Born in 1950, Shanley, the youngest of six, grew up in an Irish-Catholic family. Having grown up in what Shanley says, “a very violent neighborhood,” he found that writing served as a coping mechanism while living in the, “extremely anti-intellectual and extremely racist,” Bronx neighborhood of East Tremont. East Tremont was home to many working class Irish immigrant families where he, “often found himself in constant fist fights from the time I was six (Witchel, 2004).”
From the beginning, Shanley had a hard time accepting the world of academe– having been, “thrown out of St. Helena’s kindergarten, banned from St. Anthony’s hot lunch program and expelled from Cardinal Spellman High school.” Going to Catholic schools was not his forte, however, after leaving the strictness of the all-boys Cardinal Spellman High School where Shanley said, “They beat children with their fists,” he found his way to the Catholic church affiliated Thomas Moore Preparatory School in Harrisville, New Hampshire. It was here that Shanley found the more benevolent teachers that would encourage his writing talents. As a teen, Shanley wrote copious amounts of poetry, a precursor to his skills as a prolific playwright (Witchell, 2004). After graduating from Thomas Moore he went to New York University where, after a year, his tenure was cut short due to poor grades.

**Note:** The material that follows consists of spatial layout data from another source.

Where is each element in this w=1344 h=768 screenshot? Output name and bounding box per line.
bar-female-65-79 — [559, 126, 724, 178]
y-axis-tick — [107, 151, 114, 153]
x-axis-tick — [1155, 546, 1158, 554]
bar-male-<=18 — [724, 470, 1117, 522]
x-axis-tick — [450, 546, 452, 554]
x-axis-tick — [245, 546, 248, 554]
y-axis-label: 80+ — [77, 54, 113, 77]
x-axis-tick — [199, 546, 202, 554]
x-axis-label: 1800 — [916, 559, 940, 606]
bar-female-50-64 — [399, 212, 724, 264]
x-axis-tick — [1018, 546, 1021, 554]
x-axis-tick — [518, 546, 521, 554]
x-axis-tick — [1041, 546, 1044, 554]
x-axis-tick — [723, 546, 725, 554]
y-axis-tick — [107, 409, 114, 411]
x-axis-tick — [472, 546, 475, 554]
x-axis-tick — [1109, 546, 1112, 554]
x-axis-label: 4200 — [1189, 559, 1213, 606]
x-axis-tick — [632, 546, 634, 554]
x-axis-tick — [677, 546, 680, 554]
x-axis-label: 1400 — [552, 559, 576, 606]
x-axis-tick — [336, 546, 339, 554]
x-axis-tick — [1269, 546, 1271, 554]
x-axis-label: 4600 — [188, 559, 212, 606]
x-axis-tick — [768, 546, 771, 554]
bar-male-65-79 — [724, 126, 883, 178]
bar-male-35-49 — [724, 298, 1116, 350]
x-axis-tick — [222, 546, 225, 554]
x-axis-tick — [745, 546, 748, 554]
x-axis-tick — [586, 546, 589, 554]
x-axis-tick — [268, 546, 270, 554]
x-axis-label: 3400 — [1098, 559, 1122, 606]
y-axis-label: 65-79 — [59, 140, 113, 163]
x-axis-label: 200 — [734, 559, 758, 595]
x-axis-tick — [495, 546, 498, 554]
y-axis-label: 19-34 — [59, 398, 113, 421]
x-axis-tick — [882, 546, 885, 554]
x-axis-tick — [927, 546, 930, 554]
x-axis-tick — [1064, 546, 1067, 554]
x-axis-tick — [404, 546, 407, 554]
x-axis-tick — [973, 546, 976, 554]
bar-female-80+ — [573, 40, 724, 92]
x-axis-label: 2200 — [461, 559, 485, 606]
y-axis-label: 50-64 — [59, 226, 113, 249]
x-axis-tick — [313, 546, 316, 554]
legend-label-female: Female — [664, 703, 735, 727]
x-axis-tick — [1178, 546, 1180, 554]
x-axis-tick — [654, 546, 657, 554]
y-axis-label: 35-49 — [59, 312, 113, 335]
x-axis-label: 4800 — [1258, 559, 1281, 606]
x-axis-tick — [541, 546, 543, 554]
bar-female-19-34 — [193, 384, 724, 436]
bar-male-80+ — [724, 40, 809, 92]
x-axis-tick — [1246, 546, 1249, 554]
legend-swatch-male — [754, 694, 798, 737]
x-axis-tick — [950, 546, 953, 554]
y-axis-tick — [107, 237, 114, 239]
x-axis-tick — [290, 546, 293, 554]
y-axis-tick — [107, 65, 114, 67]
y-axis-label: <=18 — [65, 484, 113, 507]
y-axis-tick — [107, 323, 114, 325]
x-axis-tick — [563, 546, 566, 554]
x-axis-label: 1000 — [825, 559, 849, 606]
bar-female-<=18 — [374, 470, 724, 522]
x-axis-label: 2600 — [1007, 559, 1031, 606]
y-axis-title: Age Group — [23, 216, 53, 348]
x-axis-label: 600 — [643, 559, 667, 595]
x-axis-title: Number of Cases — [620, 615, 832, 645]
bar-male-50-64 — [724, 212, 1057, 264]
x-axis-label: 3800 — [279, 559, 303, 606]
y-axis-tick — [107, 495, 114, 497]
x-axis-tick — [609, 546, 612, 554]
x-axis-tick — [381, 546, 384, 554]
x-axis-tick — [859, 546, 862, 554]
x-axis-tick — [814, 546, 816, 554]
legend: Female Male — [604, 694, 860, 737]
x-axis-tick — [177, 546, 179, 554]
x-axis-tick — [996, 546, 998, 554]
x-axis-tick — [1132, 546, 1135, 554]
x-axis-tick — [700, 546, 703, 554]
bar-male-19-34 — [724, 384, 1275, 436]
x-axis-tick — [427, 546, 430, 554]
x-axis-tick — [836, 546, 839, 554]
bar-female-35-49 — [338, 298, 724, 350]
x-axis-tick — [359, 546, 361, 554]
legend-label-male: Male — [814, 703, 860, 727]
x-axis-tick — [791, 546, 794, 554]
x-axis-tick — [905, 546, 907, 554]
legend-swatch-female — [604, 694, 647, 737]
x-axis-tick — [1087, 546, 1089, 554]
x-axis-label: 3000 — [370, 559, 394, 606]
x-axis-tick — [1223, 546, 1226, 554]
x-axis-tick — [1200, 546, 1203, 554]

After enlisting in the Marines and a tour in Vietnam, Shanley would later return to New York University and at the age of 27 graduate valedictorian of his class from New York University‘s Steinhardt School of Culture, Education, and Human Development with a degree in Educational Theatre (John Patrick Shanley. (n.d.) in Wikipedia).
Since then John Patrick Shanley has become an American stage and film titan. As a playwright he has authored over 24 plays, he often directs much of what he has written and has written many a notable screenplay, of which include–the Academy Award winning Moonstruck, Congo, and Doubt (adapted from his play of the same name) (Doubt. (n.d.) In Wikipedia).